Through rigorous reporting on the positive ways communities are responding to social problems and insightful commentary that sparks constructive discourse, YES! Media inspires people to build a more just, sustainable, and compassionate world.
YES! Media is independent and nonpartisan. Our explanatory journalism analyzes societal problems in terms of their root causes and explores opportunities for systemic, structural change. Our stories uncover environmental, economic, and social justice intersections. Our solutions reporting spotlights the ideas and initiatives of people building a better world. Our commentaries address dominant economic, political, and social structures and consider alternative ways of thinking that can produce a more equitable and Earth-friendly world.
Editorial Independence, Transparency, and Ethics
YES! Media editorial policies follow the Society of Professional Journalists Code of Ethics. We have adopted standards for editorial independence and transparency of the Institute for Nonprofit News. See more on our editorial policies and standards here.
Nonprofit and Reader-Supported
YES! is ad-free and has no paywall for its online content. Most magazines make their money from advertising. But we don’t want advertisers to influence the content of YES! Because subscription sales cover just one third of our costs, we rely on tax-deductible donations from our readers and from foundation grants. Donations also fund discounted subscriptions to libraries and teachers, grassroots organizations, faith groups, and policy-makers.

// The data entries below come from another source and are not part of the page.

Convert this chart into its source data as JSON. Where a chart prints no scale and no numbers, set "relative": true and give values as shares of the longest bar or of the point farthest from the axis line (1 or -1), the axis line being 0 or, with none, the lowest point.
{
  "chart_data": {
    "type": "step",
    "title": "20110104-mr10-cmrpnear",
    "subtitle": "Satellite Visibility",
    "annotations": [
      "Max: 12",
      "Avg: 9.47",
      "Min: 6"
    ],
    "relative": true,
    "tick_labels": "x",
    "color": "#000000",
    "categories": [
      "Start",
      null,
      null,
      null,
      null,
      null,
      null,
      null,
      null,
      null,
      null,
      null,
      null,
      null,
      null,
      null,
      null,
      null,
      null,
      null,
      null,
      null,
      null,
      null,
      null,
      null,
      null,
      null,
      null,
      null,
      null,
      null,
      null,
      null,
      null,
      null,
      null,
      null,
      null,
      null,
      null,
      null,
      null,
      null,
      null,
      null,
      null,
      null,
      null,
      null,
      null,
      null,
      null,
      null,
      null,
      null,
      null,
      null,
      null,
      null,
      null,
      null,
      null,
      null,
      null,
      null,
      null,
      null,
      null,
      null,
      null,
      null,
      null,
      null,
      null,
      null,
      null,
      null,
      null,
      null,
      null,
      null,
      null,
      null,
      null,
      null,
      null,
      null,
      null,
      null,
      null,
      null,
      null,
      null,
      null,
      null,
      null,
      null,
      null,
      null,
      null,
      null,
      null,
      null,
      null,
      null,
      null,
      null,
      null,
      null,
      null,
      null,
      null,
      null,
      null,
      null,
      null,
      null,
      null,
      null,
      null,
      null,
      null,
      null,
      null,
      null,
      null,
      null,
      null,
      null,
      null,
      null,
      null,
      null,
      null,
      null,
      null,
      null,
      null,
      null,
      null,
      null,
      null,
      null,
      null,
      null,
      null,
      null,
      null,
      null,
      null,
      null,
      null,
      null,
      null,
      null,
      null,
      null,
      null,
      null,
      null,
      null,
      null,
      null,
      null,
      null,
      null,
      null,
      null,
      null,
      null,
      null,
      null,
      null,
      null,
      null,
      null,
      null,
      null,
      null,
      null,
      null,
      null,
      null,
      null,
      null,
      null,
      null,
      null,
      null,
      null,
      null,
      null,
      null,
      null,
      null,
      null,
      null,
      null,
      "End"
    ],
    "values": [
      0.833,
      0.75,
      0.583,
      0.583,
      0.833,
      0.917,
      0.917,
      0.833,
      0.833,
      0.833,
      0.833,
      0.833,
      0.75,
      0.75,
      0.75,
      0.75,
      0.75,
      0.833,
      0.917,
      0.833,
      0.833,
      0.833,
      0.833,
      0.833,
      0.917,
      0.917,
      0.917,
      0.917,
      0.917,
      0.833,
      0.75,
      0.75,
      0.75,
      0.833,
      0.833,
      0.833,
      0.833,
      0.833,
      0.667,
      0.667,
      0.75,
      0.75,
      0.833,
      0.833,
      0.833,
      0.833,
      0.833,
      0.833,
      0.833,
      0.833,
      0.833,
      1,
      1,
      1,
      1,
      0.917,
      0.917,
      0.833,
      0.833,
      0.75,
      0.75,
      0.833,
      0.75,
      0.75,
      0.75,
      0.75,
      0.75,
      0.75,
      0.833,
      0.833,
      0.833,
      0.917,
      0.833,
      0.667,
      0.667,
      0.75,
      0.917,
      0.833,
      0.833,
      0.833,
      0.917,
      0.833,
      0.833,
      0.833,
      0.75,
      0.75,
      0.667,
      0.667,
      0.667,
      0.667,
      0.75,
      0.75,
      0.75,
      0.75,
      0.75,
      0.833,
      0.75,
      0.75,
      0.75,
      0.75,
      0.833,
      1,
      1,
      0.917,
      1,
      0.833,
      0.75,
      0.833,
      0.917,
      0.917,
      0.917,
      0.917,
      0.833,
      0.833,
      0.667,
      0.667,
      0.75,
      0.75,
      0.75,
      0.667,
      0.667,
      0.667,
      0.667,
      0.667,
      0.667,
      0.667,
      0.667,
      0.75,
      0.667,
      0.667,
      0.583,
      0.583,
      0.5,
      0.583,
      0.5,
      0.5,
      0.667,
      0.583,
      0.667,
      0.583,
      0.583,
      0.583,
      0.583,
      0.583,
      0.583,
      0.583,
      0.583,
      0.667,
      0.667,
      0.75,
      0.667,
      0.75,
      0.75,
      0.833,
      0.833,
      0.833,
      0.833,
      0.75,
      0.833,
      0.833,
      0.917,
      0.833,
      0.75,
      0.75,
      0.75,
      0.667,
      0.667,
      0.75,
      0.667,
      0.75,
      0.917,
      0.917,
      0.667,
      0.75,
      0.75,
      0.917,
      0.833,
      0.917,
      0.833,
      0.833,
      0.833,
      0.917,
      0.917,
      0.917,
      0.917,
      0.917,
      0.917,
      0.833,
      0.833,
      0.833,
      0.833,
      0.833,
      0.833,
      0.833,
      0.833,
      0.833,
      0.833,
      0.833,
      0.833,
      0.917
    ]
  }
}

With gratitude and humility, YES! staff honors the land on which many of us live and work. We acknowledge that our organization operates on the stolen land of the the Duwamish (dxʷdəwʔabš, “People of the Inside”) and Suquamish (suq̀ʷabš, “People of Clear Salt Water”) tribes, who have always called this land home.
“The Duwamish people have been in the Seattle/Greater King County area since time immemorial,” writes the tribe on its website. “Our stories, such as ‘North Wind, South Wind,’ tell of the last Ice Age, and an Ice Weir breaking over the Duwamish River. We were the first signatories on the Treaty of Point Elliott in 1855, signed by Chief Si’ahl, who was chief of the Duwamish and Suquamish tribes.” The tribe has been seeking federal recognition for decades, and today includes enrolled members who “still live on Duwamish aboriginal territory, which includes Seattle, Burien, Tukwila, Renton, and Redmond.”
The Suquamish continue to live on the land of their ancestors, on what is now the Port Madison Indian Reservation. The Suquamish describe their people as “expert fishermen, canoe builders and basket weavers [who] live in harmony with the lands and waterways along Washington’s Central Salish Sea as they have for thousands of years. Here, the suq̀ʷabš live and protect the land and waters of their ancestors for future generations as promised by the Point Elliot Treaty of 1855.”
We understand that acknowledgement alone is insufficient to address and begin to repair the historic and ongoing harm caused to Indigenous peoples by colonialism, White supremacy, and centuries of attempted genocide. We believe in and affirm the rights of Indigenous people to inhabit and cultivate their ancestral lands, and to be recognized, respected, and compensated by those of us who live and work here. Therefore, as of May 2021, in addition to our coverage of and by Indigenous peoples, YES! Media makes an annual contribution to organizations providing direct support to Indigenous people, as one tangible measure.